Ganz leise für sich, unhörbar sprach Achim die Silben mit, denn er hatte ein bißchen Sorge, das Wichtelmännchen könne bei seinem Zauberspruch eine Silbe vergessen, und wer weiß, wie es dann herausgekommen wäre? Indessen ging alles nach Achims Wunsch. Das Starkholz war ein bißchen zu breit, und Achim warf dem Männlein einen fragenden Blick zu, ob er es spalten sollte. Das Männlein sagte: »Du kannst gern wieder mit mir plaudern, weil ich jetzt mit der Zauberei aus dem Gröbsten heraus bin.«

»Soll ich das dicke Holz spalten?«

»Es wird nicht nötig sein, denk' ich. Sieh zu, ob es sich in den Ofen schieben läßt. Tu drei Stücke hinein, mehr nicht.«

Unterdessen formte das Männchen mit unglaublich geschickten Händen die Brote und murmelte wieder:

»ele – mele – ming – mang
bing – bang.«

Dann schob er ein Brett in den Ofen, flüsterte hinein:

»rasta kreuz – und rasta quer –
jetzt backe braun und nicht zu schwer.«

Achim wurde sehr glücklich, als die ersten Bretter mit den duftenden Broten aus dem Ofen kamen. Er tanzte wie ein Kind in der Backstube umher und vergaß beinahe zu hinken. »Oh, König, König, ich muß nicht sterben. Es gibt Brot, Brot, Brot, und ich werde leben, leben, leben.« 229

»Leben, leben, leben«, äffte das Männchen ihm drollig lachend nach und freute sich mächtig mit Achim. Hunderte von Broten lagen warm und goldgelb auf den Backbrettern. Ein Brett war voll von Kipfeln und Semmeln, die speziell für den Frühstückstisch des Königs gebacken wurden. Aber das Männchen reichte Achim eine Semmel, er biß in das knusprige Brot, aß und meinte, seiner Zunge nicht trauen zu dürfen, so herrlich schmeckte das Brot.
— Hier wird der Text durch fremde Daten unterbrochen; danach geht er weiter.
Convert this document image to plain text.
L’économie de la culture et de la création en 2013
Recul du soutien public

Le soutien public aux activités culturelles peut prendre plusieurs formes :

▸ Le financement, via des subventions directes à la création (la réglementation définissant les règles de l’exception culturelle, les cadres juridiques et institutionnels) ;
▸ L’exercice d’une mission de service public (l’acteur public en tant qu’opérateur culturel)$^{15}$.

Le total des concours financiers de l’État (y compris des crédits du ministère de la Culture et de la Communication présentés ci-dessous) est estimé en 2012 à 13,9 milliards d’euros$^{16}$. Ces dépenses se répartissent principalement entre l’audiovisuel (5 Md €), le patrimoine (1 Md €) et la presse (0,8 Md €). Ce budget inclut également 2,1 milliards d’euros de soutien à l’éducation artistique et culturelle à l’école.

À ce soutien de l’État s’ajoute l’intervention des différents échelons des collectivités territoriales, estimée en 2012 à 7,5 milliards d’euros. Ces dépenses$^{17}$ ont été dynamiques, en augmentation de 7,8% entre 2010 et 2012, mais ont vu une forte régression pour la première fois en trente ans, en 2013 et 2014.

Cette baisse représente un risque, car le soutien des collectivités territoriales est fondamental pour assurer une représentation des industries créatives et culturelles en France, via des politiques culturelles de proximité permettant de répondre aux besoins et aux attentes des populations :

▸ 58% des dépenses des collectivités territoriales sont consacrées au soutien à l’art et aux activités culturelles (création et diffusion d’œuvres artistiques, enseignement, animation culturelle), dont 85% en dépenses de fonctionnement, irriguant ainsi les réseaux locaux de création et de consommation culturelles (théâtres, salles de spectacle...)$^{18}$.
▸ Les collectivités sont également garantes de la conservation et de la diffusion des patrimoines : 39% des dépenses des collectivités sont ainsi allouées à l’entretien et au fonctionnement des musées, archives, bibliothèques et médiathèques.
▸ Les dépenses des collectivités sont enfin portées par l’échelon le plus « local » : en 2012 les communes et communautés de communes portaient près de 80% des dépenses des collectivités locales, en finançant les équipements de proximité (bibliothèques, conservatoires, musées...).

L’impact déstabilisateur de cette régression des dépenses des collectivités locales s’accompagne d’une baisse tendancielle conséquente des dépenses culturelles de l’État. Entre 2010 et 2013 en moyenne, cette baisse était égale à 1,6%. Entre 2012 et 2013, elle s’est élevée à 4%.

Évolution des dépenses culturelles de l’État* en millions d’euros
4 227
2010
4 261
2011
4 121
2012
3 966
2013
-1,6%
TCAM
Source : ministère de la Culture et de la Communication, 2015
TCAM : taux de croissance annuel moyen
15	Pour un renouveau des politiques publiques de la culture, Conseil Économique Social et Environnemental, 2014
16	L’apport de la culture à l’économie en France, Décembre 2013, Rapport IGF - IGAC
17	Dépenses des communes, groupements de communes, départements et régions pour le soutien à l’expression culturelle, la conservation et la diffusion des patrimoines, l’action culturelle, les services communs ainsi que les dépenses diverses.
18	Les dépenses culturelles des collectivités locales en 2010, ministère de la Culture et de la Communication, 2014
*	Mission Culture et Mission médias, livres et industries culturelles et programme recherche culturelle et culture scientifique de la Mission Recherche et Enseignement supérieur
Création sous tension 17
Hatte er je so etwas Gutes schon verkostet? Ob wohl mein Vater auch ein Brot bekommen wird und Gretchen, ja, Gretchen? So dachte Achim und begann trotz seines großen Glückes ein wenig zu seufzen. Wie herrlich wäre es, wenn wir immer solches Brot hätten! Es müßte ja nicht so fein und weiß sein als dieses. Es würde gar nichts machen, auch wenn's ein wenig hart wäre. Aber dasein müßte es, das liebe, tägliche Brot. So träumte Achim vor sich her, und ein paar Tränen fielen ihm aus den Augen auf das gute Brot. Da kam das Wichtelmännchen zutraulich an ihn heran:

»Sag, Achimli, willst du noch eine Semmel? Du siehst, es gibt genug. Wenn du Appetit hast, nimm dir nur. Ich muß gehen, mein Junge. Die Arbeit ist gemacht, und wenn's nötig ist, werde ich wieder kommen.«

Unter Tränen lächelte Achim das Wichtelmännchen an, wollte ihm einige Worte des Dankes sagen. Das Männlein stand wie in einem Lichtstreifen, aber als Achim näher trat, um seinem guten Freunde die Hand zu reichen, war das kleine Wesen wie im Licht verschwunden. 230

Achim glaubte geträumt zu haben, aber das Brot war da und blieb da, und als am Morgen der König in die Backstube kam, war von Sterbenmüssen natürlich nicht mehr die Rede. Vielmehr zeigte sich der König überaus zufrieden mit dem Ergebnis der Nacht. Das Brot wurde abgeholt, und Achim bekam ein gutes Essen, doch ließ man ihn nicht aus der Backstube heraus, wie er gehofft hatte. Es wurde eine Fuhre Sand in die Backstube geschafft, der Holzvorrat erneuert, und dann sagte der König, er müsse nochmals Brot backen, weil das Volk Hunger nach Brot hatte. Und was gebacken war, reichte nicht für alle.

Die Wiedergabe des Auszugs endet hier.